Summit Officials To Harmonize Trade Pacts Into One Agreement
MEXICO CITY — UNITED States officials are talking of a ``building block'' approach to creating a free-trade zone of the Americas. Not that they think the process is child's play.
The myriad of trade pacts that crisscross the region - and that Miami summit leaders will say should be progressively stacked to form one common hemispheric market - might seem confusing to even the most analytical economist.
At last count, experts listed no fewer than 23 separate trade accords in the two continents and the Caribbean, ranging in economic impact from the North American Free Trade Agreement to a bilateral agreement Mexico recently negotiated with Bolivia.

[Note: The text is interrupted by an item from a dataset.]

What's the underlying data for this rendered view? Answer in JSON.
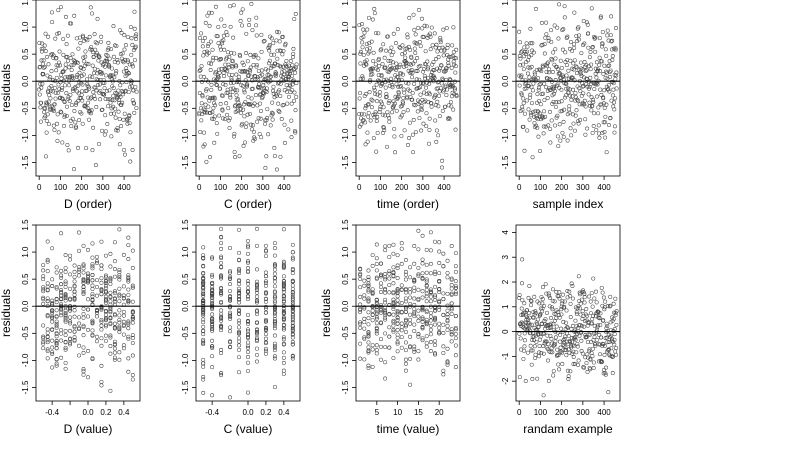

In addition to NAFTA, economists count four other regional trade accords that will likely function as blocks to build a hemispheric pact by early next century.
The most important of these is Mercosur, the Spanish acronym for ``Common Market of the South.'' Encompassing Argentina, Paraguay, Uruguay, and the awakening-giant, Brazil, Mercosur will take effect Jan. 1 as a customs union with common import tariffs. It will, in fact, kick off with hundreds of national exceptions to internal free trade; national tariffs are to be aligned by 2001. Bolivia and Chile are both considering association with the group, although Chile already has lower tariff levels than the Mercosur countries.
Other blocs include the Andean Group. It includes five countries from Venezuela to Peru on South America's northwest flank; the currently five-member Central American Common Market; and Caricom, linking most Caribbean islands and Guyana and Belize in South America.
How confusing is this collection of free-trade acronyms and undulating continental tariff levels for the investors and industrialists these countries are trying to attract?
``It's not a problem at all, on the contrary,'' says Manuela de Rangel, director of economic relations for the Latin America Economic System (SELA), a 27-country economic organization in Caracas, Venezuela. ``The proof is that, for the past few years, Latin America has attracted more foreign investment than any developing region.''
In 1993, foreign investment totaled $64 billion, though it is expected to slip to a still-impressive $55 billion this year. ``With these numbers, it would be hard to say that various trade and investment schemes are a brake on investment,'' Ms. Rangel says.
The important privatization programs that have accompanied the region's trade liberalization have attracted billions in investment. And while business-creation and investment may not be child's play, most Latin countries have simplified relevant procedures and regulations.